I managed to make my doctor stop prescribing this. He now gave me Quetiapine. 50mg. He said the dosage can go up to 600. Well with just 50mg in the evening. I sleep well but in the morning I feel so dizzy that I could almost fall down the stairs… Im not kidding. So I have to go back to bed and can only be ok in the afternoon without improvement.
I cant watch tv for long. I have been like this for years.
My doctor is almost against me. I see no way I could ask me to prescribe me something else. So i have to lie to him and I told him i was taking Quetiapine…
Please guys help me. I dont know what to do… this is just the tip of the iceberg in these few lines… I feel left alone. No one cares. My family doesnt even know i have schizophrenia. Or if they know they dont say the word either…

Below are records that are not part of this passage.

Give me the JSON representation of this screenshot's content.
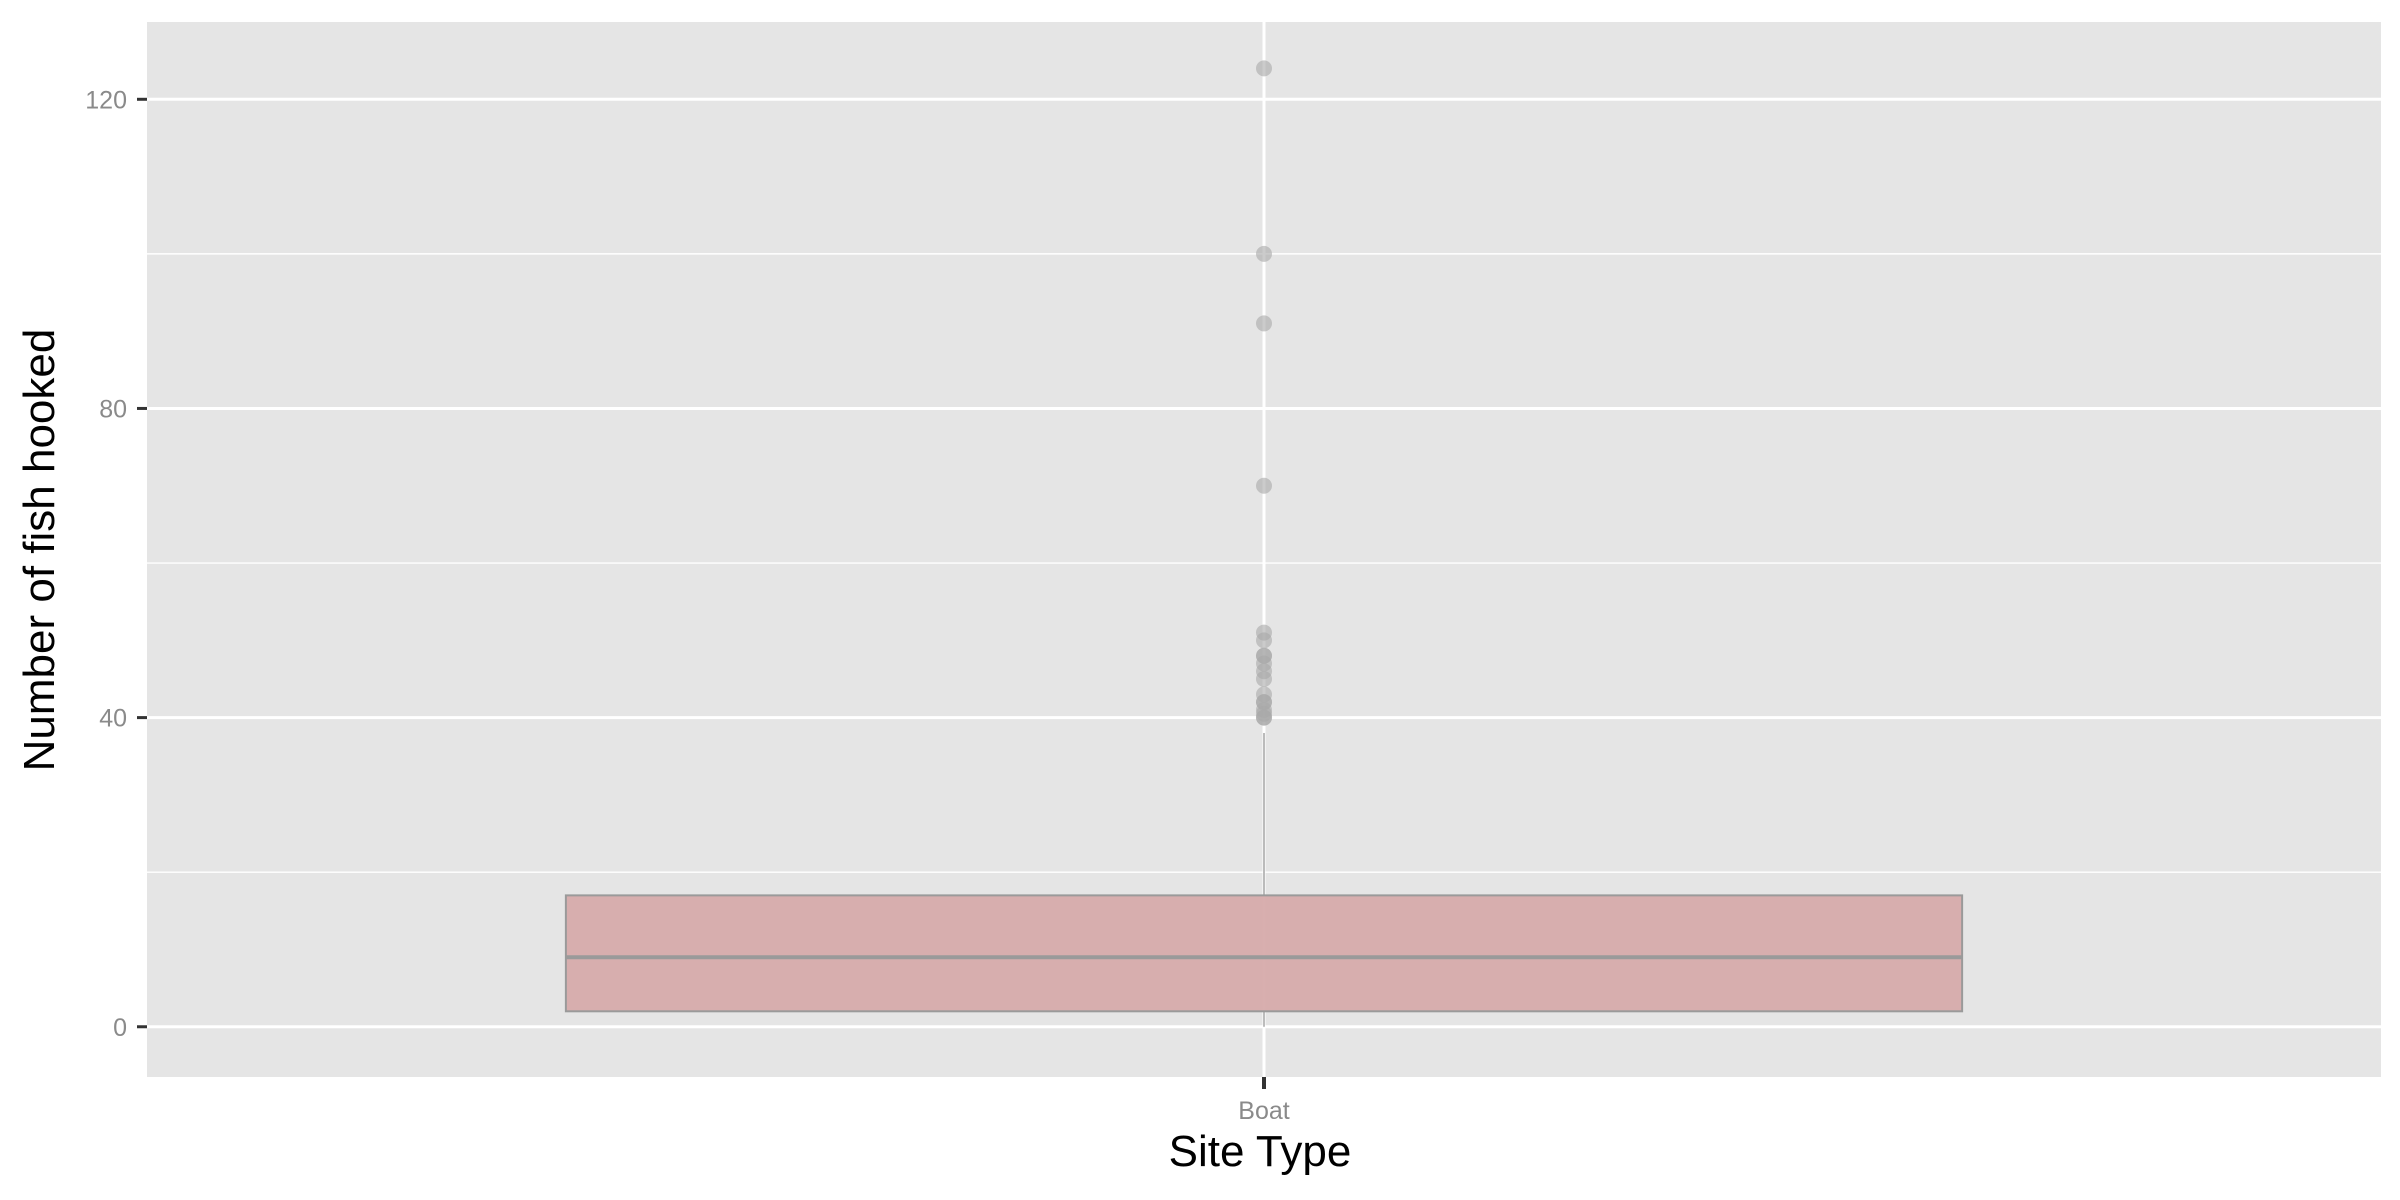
{
  "chart_data": {
    "type": "box",
    "title": "",
    "xlabel": "Site Type",
    "ylabel": "Number of fish hooked",
    "categories": [
      "Boat"
    ],
    "ylim": [
      -6.5,
      130
    ],
    "y_ticks": [
      0,
      40,
      80,
      120
    ],
    "y_tick_labels": [
      "0",
      "40",
      "80",
      "120"
    ],
    "y_minor_gridlines": [
      20,
      60,
      100
    ],
    "x_range": [
      0.4,
      1.6
    ],
    "box_width": 0.75,
    "boxes": [
      {
        "category": "Boat",
        "min": 0,
        "q1": 2,
        "median": 9,
        "q3": 17,
        "max": 38,
        "outliers": [
          40,
          40,
          40.5,
          41,
          42,
          42,
          43,
          45,
          46,
          47,
          48,
          48,
          50,
          51,
          70,
          91,
          100,
          124
        ]
      }
    ],
    "colors": {
      "panel_background": "#e5e5e5",
      "grid": "#ffffff",
      "box_fill": "#d6abab",
      "box_stroke": "#9a9a9a",
      "median": "#9a9a9a",
      "whisker": "#8e8e8e",
      "outlier": "#a9a9a9",
      "tick_label": "#8a8a8a",
      "tick_mark": "#333333",
      "axis_title": "#000000"
    }
  }
}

Can you switch doctors? There are many members here who have tried multiple medications and have to find the one that works for them.
That said, you should expect some side effects. I understand that they should be tolerable though. I had the same problems on Seroquel and Abilify that you had.
You dont know what this mean to me to hear that someone else didnt feel well either with these two drugs… because sometimes I feel so guilty like “just take the pill, since its supposed to work”… like I cant even do that right…
I have already ask to change doctor where Im being seen. So there again i feel trap. Cant change doctor. Cant change pill.
I found this forum I dont even know how. By random luck. I have read a topic where there seem to be things available to the public that helps schizophrenia? Can this be a thing?
Im replying here but I almost felt like not to. I really dont feel comfortable talking. Thanks for hearing me and taking time to reply to me @HollyHobby
If youre able to function well enough off meds and like normal then that would be good but most of us here are psychotic off meds so we take them even though they have horrible side effects
So you’ve been seeing doctors for ten years but they haven’t diagnosed you with anything?
Perhaps you don’t have schizophrenia. A lot of people take antipsychotics to help them, without having schizophrenia or bipolar?
If i were you i would write a list of your problems and take it with you next time, every time, you see a doctor about mental illness and talk to them.
@anon1111 I also wonder if you just don’t have schizophrenia. Since you have not been taking meds consistently for 10 years and you have never received a diagnosis from a doctor.
I’d never be able to be off meds for 10 years and not get slapped with a diagnosis and not get snagged up.
Thanks for the replies Ribbit, Ducky and Rainstorm.
Thanks also Speedy, You seem to have a tough one.
My main problem is that I’m consistently tired and not able to do tasks. Like getting off the bed and doing work on my computer. Unmotivated and depressed. When I find a way to get on my computer then my moral gets slightly up and I can be there for 2 or 3 hours. I rarely go outside. In fact I had been leaving alone in my room for a long time. I do have unconventionnal beliefs and thoughts and obsessed on certain topics.
I had other symptoms listed on the schizophrenia picture (that i’d rather not talk about) but only for a short time and that was a long time ago.
I’m probably for sure on the autistic spectrum.
But when some of you guys say they can only watch TV half an hour or watch tv series even re-watch them (Im more comfortable seeing something I have already seen before) then that’s a match for me.
Not like TV is a must-do but its a measurment of my before and now life. That shows something in me is not right.
So yeah I dont know… I definitively need some boost.
Doctors try to prescribe abilify because it’s a good drug. It works on negs, it’s safer than most aps. I had severe akathisia on it so I couldn’t take it. There are plenty of drugs if you would need treatment.